The Journal of Medical Internet Research (JMIR) is inviting submissions for a special issue of the journal that will be dedicated to blockchain for health care and biomedical science.
Health care is known to suffer from siloed and fragmented data, delayed clinical communications, and disparate workflow tools due to the lack of interoperability caused by vendor-locked health care systems, lack of trust relationships among data holders, and security/privacy concerns regarding data sharing.
Blockchain technology and decentralised applications (DApps) have the potential to alleviate the traditionally high dependency on centralised, trusted parties for certification of information integrity and data ownership. These distributed ledger technologies (DLTs) mediate transactions and exchanges of digital assets in a decentralised and consensus-driven nature, which allows agreements (ie, smart contracts) to be directly made between interacting parties while guaranteeing their execution.

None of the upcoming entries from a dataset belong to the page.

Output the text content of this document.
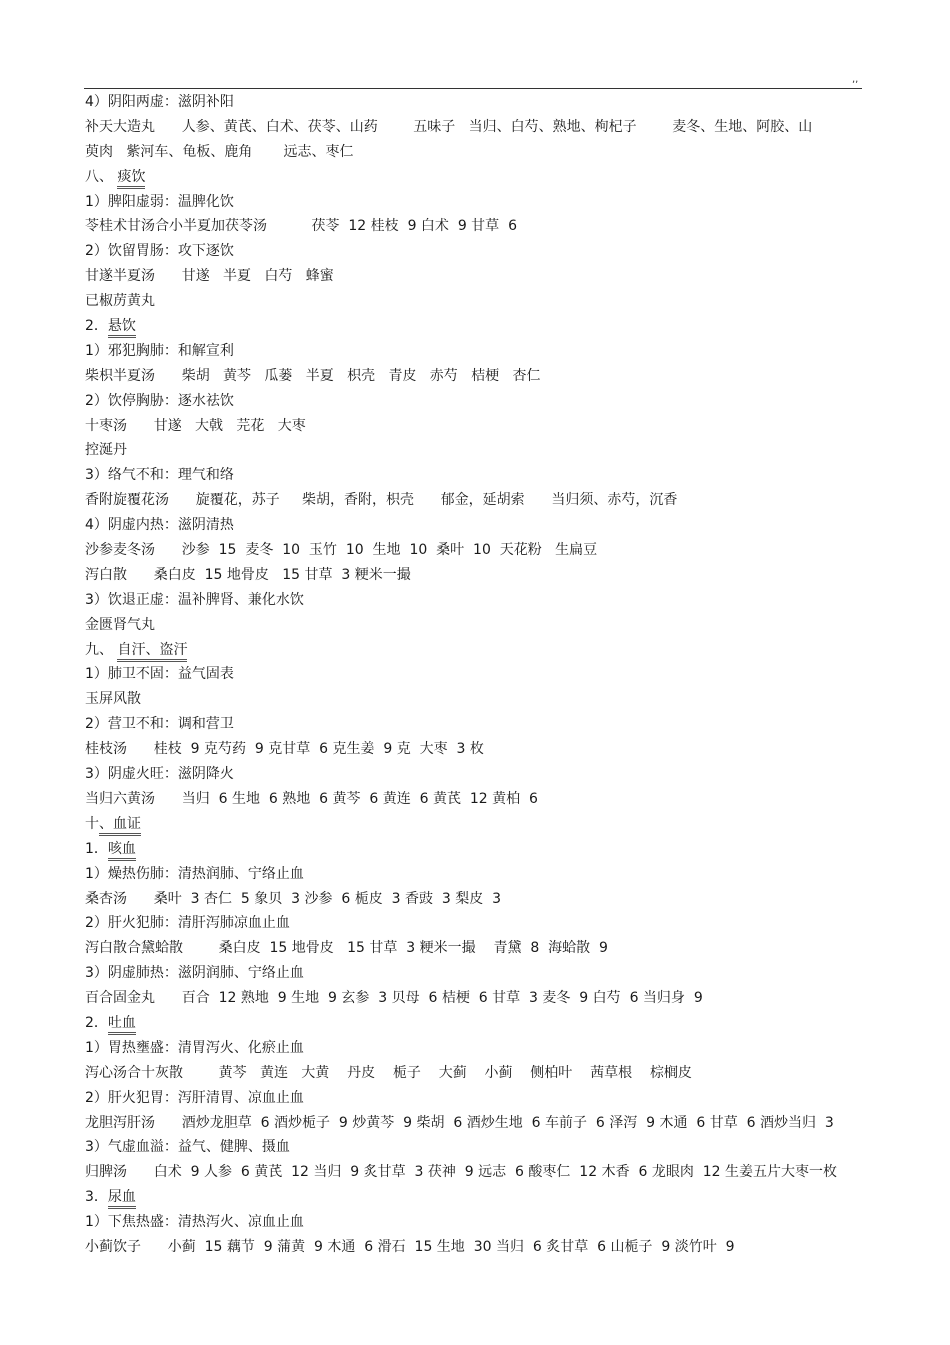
,,
4）阴阳两虚：滋阴补阳
补天大造丸      人参、黄芪、白术、茯苓、山药        五味子   当归、白芍、熟地、枸杞子        麦冬、生地、阿胶、山
萸肉   紫河车、龟板、鹿角       远志、枣仁
八、 痰饮
1）脾阳虚弱：温脾化饮
苓桂术甘汤合小半夏加茯苓汤          茯苓  12 桂枝  9 白术  9 甘草  6
2）饮留胃肠：攻下逐饮
甘遂半夏汤      甘遂   半夏   白芍   蜂蜜
已椒苈黄丸
2．悬饮
1）邪犯胸肺：和解宣利
柴枳半夏汤      柴胡   黄芩   瓜蒌   半夏   枳壳   青皮   赤芍   桔梗   杏仁
2）饮停胸胁：逐水祛饮
十枣汤      甘遂   大戟   芫花   大枣
控涎丹
3）络气不和：理气和络
香附旋覆花汤      旋覆花，苏子     柴胡，香附，枳壳      郁金，延胡索      当归须、赤芍，沉香
4）阴虚内热：滋阴清热
沙参麦冬汤      沙参  15  麦冬  10  玉竹  10  生地  10  桑叶  10  天花粉   生扁豆
泻白散      桑白皮  15 地骨皮   15 甘草  3 粳米一撮
3）饮退正虚：温补脾肾、兼化水饮
金匮肾气丸
九、 自汗、盗汗
1）肺卫不固：益气固表
玉屏风散
2）营卫不和：调和营卫
桂枝汤      桂枝  9 克芍药  9 克甘草  6 克生姜  9 克  大枣  3 枚
3）阴虚火旺：滋阴降火
当归六黄汤      当归  6 生地  6 熟地  6 黄芩  6 黄连  6 黄芪  12 黄柏  6
十、血证
1．咳血
1）燥热伤肺：清热润肺、宁络止血
桑杏汤      桑叶  3 杏仁  5 象贝  3 沙参  6 栀皮  3 香豉  3 梨皮  3
2）肝火犯肺：清肝泻肺凉血止血
泻白散合黛蛤散        桑白皮  15 地骨皮   15 甘草  3 粳米一撮    青黛  8  海蛤散  9
3）阴虚肺热：滋阴润肺、宁络止血
百合固金丸      百合  12 熟地  9 生地  9 玄参  3 贝母  6 桔梗  6 甘草  3 麦冬  9 白芍  6 当归身  9
2．吐血
1）胃热壅盛：清胃泻火、化瘀止血
泻心汤合十灰散        黄芩   黄连   大黄    丹皮    栀子    大蓟    小蓟    侧柏叶    茜草根    棕榈皮
2）肝火犯胃：泻肝清胃、凉血止血
龙胆泻肝汤      酒炒龙胆草  6 酒炒栀子  9 炒黄芩  9 柴胡  6 酒炒生地  6 车前子  6 泽泻  9 木通  6 甘草  6 酒炒当归  3
3）气虚血溢：益气、健脾、摄血
归脾汤      白术  9 人参  6 黄芪  12 当归  9 炙甘草  3 茯神  9 远志  6 酸枣仁  12 木香  6 龙眼肉  12 生姜五片大枣一枚
3．尿血
1）下焦热盛：清热泻火、凉血止血
小蓟饮子      小蓟  15 藕节  9 蒲黄  9 木通  6 滑石  15 生地  30 当归  6 炙甘草  6 山栀子  9 淡竹叶  9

Key properties of blockchain technology, including immutability, decentralisation, distribution, replicated storage, and transparency, provide a unique position for this technology to serve as a potential infrastructure to address pressing issues in health care, such as incomplete records at point of care and difficult access to patients’ own health information.
Aside from health care data sharing that is of paramount importance for improving care quality, there is also a wide range of opportunities for health care to leverage a decentralised technology, such as tracking the provenance of medical devices, expediting the process of medical billing and medical claims adjudication, connecting alike patient populations to clinical trials, and creating more patient-centered services. Besides the identifications of various opportunities in the use of blockchain technology in health care, research efforts on rigorously analysing the performance of blockchain-based health care systems, proposed or existing, that focuses on security, privacy, scalability, availability, and robustness are highly demanded.
In addition, blockchain technology also opens up new opportunities for biomedical science and to disrupt the current publishing and peer-review system.
Following the examples of previously published papers on blockchain in health care in JMIR journals, authors are invited to submit papers describing original, unpublished research results, position papers, proposals, tutorials, case studies and tools. Papers are solicited that deal with health care or biomedical research topics related to DLT like blockchain.
Deadline for submission is February 1, 2019.